BIFICO can improve the gut microecological environment, directly participate in the formation of a biological barrier, and resist many pathogenic bacteria [20]. In this study, after BIFICO administration, we found that the incidence of AIGD at all timepoints was lower than that of the control group. In addition, high doses of BIFICO could prevent the occurrence of AIGD more effectively and earlier, and BIFICO could stabilize the species abundance of the gut microbiota. The results reported by Evans et al.[21] are consistent with our findings. The authors demonstrated that the incidence of antibiotic-associated diarrhoea at one week after probiotic administration was significantly lower than that of the placebo group. In contrast, Allen et al.[22] revealed that probiotics (containing Lactobacillus and Bifidobacteria) did not reduce the incidence of antibiotic-associated diarrhoea on week 8 or of Clostridium difficile enteritis on week 12. When antibiotics are used for a short period of time, the most severe destruction to the gut microbiota occurs on day 14, and the gut microbiota usually recovers within 42 days[19]. Therefore, it is more reasonable to examine the results within 14 days of antibiotic usage to determine whether probiotics can prevent AIGD.

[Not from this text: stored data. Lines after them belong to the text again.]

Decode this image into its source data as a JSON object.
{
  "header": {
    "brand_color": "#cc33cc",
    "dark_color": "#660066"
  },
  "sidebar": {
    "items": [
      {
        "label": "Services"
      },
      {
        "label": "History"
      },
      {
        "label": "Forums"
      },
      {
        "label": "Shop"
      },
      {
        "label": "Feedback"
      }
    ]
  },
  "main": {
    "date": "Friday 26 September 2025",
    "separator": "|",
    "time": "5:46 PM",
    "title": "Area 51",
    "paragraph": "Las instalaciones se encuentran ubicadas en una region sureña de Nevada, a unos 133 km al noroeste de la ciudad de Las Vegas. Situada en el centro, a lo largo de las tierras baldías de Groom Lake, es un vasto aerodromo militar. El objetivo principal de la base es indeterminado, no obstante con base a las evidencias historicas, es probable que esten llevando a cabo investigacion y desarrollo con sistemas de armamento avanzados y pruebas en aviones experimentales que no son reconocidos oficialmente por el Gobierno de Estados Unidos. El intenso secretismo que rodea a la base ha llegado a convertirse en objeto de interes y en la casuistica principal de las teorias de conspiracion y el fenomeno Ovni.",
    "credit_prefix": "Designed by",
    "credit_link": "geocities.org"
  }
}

We found changes in some bacterial genera in the antibiotic group prior to the probiotic intervention compared with after probiotic intervention. The abundance of Parabacteroides gradually decreased in the control group. After high doses of BIFICO were administered, the abundance of Parabacteroides remained stable. Wang et al.[23] found that Parabacteroides and vitamin D receptor jointly participate in bile metabolism. Phascolarctobacterium has a high colonization rate and abundance in the human gut, can produce short-chain fatty acids such as acetic acid and pyruvic acid and is positively correlated with the metabolic status and positive emotions in the host [24, 25]. In this study, we found that the abundance of Phascolarctobacterium gradually decreased after the intervention with a regular dosage of BIFICO. After high doses of BIFICO were administered, the abundance of Parabacteroides increased. The cause of decreasing abundance of Parabacteroides after the intervention with a regular dosage of BIFICO needs further research. Butyrate-producing bacteria are an important functional community amongst the gut microbiota in the human body. The butyrate produced by these bacteria provides a better energy source for the intestinal epithelium, stimulates the generation of regulatory T-cells, inhibits inflammation, and regulates the gene expression of histone deacetylase inhibitors [26, 27]. After antibiotics are used, the levels of butyrate-producing bacteria gradually decline, but the intervention with high doses of BIFICO resulted in a gradual increase of butyrate-producing bacteria. Similarly, Rios et al.[28] conducted co-culture experiments with Faecalibacterium prausnitzii and Bifidobacterium and found that the latter can promote the former to produce more butyrate.

Our trial has potential limitations. First, this was a single-centre study, and only ten patients were selected from each group to test the gut microbiota by 16S rDNA sequencing. The participants had other conditions and infections in various body sites. These infections, impacting inflammation levels in the host, would differentially affect the gut microbiome before antibiotic and BIFICO intervention. These variable levels of inflammation could contribute to the high variability seen in the results. However, there was no statistical difference among the infection sites and gradients in different groups. Second, although all patients took beta-lactam antibiotics, the antibacterial strength of the various antibiotics is inconsistent. Third, it might be better to show the averages rather than each curve in the figures, but the figures also showed more individual information than the averages and were accepted in many articles [29, 30].

Conclusion

In conclusion, the probiotic BIFICO might reduce the occurrence of AIGD in a dose-dependent manner. Antibiotics reduced the abundance of the gut microbiota, but the prophylactic use of BIFICO might stabilize the gut microbiota balance.